— Никакие дела не выдам, — заявила Анна Ильинична, — без специального разрешения с тремя подписями и печатью. Приемные дни — понедельник и вторник.

Она привычным жестом вытащила гребень, провела по голове и воткнула его на прежнее место над скрученной в пучок жиденькой косицей.

— Понимаете, — уговаривала Лена, — мне очень нужно. У меня большие неприятности на работе.

— Ваши проблемы, — отрезала Анна Ильинична.

Выражение это она подхватила в отечественных сериалах, которые заполонили телевидение. А их создатели соответственно переняли у зарубежных, попросту — слямзили ввиду лаконичности и смысловой удобности.

Но ведь что русскому в веселье, то американцу гвоздь в печенку. И наоборот. Никогда прежде русский человек не говорил другому: это твои проблемы. Он мог чужие проблемы из вредности усугубить, мог пообещать помочь и не сдержать слова; пожать плечами, если не слушались его толковых советов: ну, тебе жить! Но в глаза заявить человеку: твои беды мне побоку, моя хата с краю? Да только самый подлец законченный мог такое сказать.

Оттого, что у нее вырвалось чуждое и, как на грех, приклеившееся на язык выражение, Анна Ильинична посуровела еще больше. Не глядя на Лену, перекладывая какие-то бумажки, сказала:

— Можно за деньги. Платите и копайтесь.

Лена открыла сумку, достала кошелек.

— Не мне! — процедила Анна Ильинична. — Через бухгалтерию, третий этаж, двенадцатая комната. Я мзду не беру.

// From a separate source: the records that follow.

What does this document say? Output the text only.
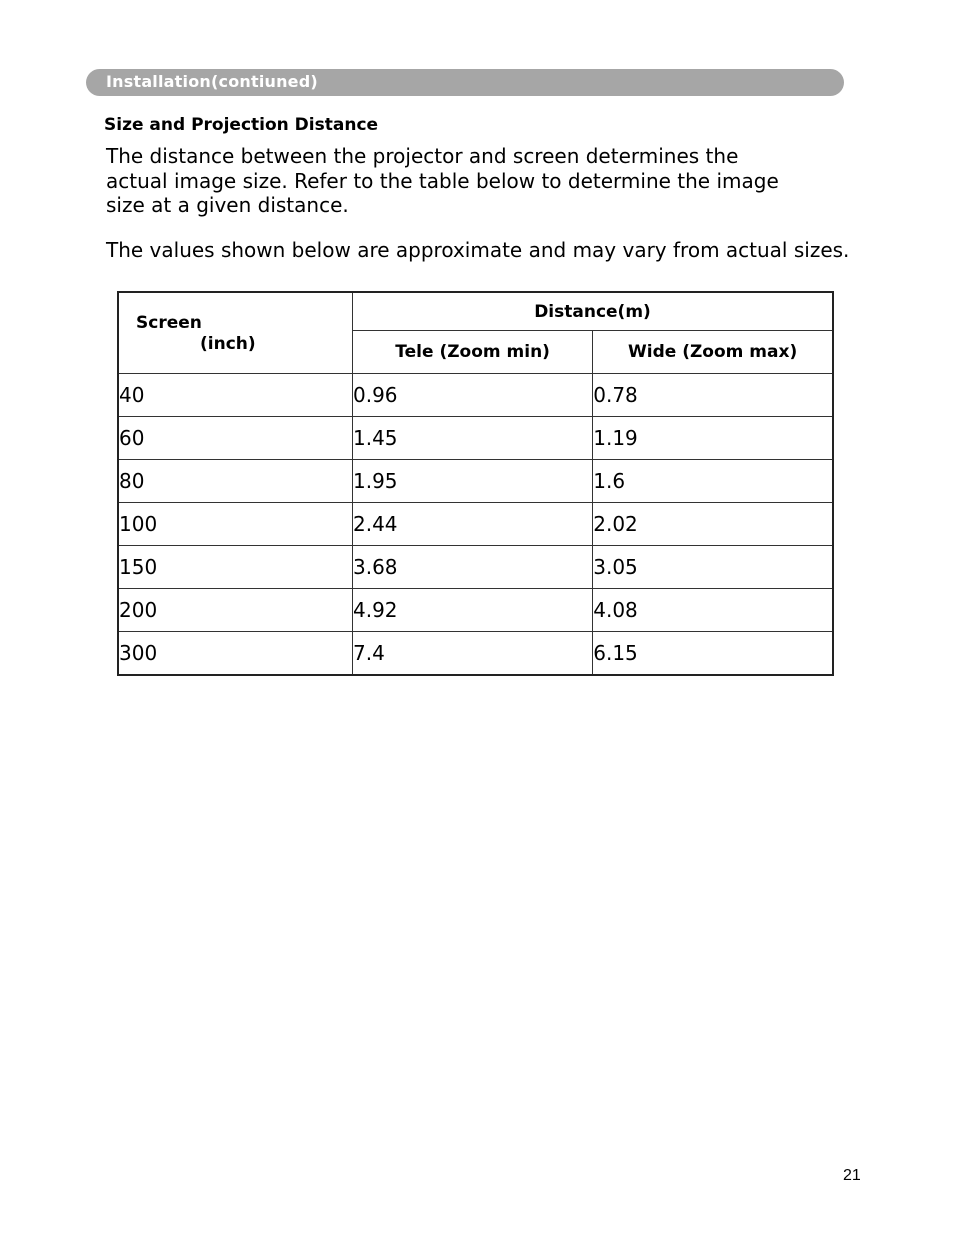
Installation(contiuned)
Size and Projection Distance

The distance between the projector and screen determines the
actual image size. Refer to the table below to determine the image
size at a given distance.

The values shown below are approximate and may vary from actual sizes.

Screen
(inch)	Distance(m)	
	Tele (Zoom min)	Wide (Zoom max)
40	0.96	0.78
60	1.45	1.19
80	1.95	1.6
100	2.44	2.02
150	3.68	3.05
200	4.92	4.08
300	7.4	6.15
21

Лену грубость архивариуса не испугала.

Лена знала таких женщин. Особенно много видела в провинции, когда приезжала к родителям Володи, да и соседки по дому — словно родные сестры Анны Ильиничны. Они давно махнули на себя рукой, не следили за туалетами и прическами, перманентно находясь в схватке с жизнью: с вечным безденежьем, перелатыванием старых платьев, в думах о запасах картошки и капусты в сезон, жесткой экономии на модную кофточку для дочери-подростка или джинсов для сына, — эти женщины старели стремительно и обрастали защитной оболочкой из грубости, сварливости, колючести. Если боец находится на передовой, в тыл — только при ранении, он вынужден поддерживать постоянную боевую готовность. Не исключено, что и Лена Соболева превратилась бы в такую же луковицу — ковырни, заплачешь, не подвернись ей денежная и необременительная работа или муж с меньшей, чем у Володи, ответственностью перед семьей.

— Дайте мне три минуты! — попросила Лена. — Послушайте!

И она принялась быстро рассказывать Анне Ильиничне о своем патентном бюро, о Канарейкине и о том, как честные изобретатели страдают от его коварства.

— Что платят за изобретение? — спросила Анна Ильинична, когда Лена замолкла.

— Сто минимальных зарплат, — на чистом глазу соврала Лена.

— Холера им в печенку! — ругнулась Анна Ильинична. — Минимальная — это моя. Коту на минтай не хватает. Пошли. Какие, говоришь, тебе нужны года?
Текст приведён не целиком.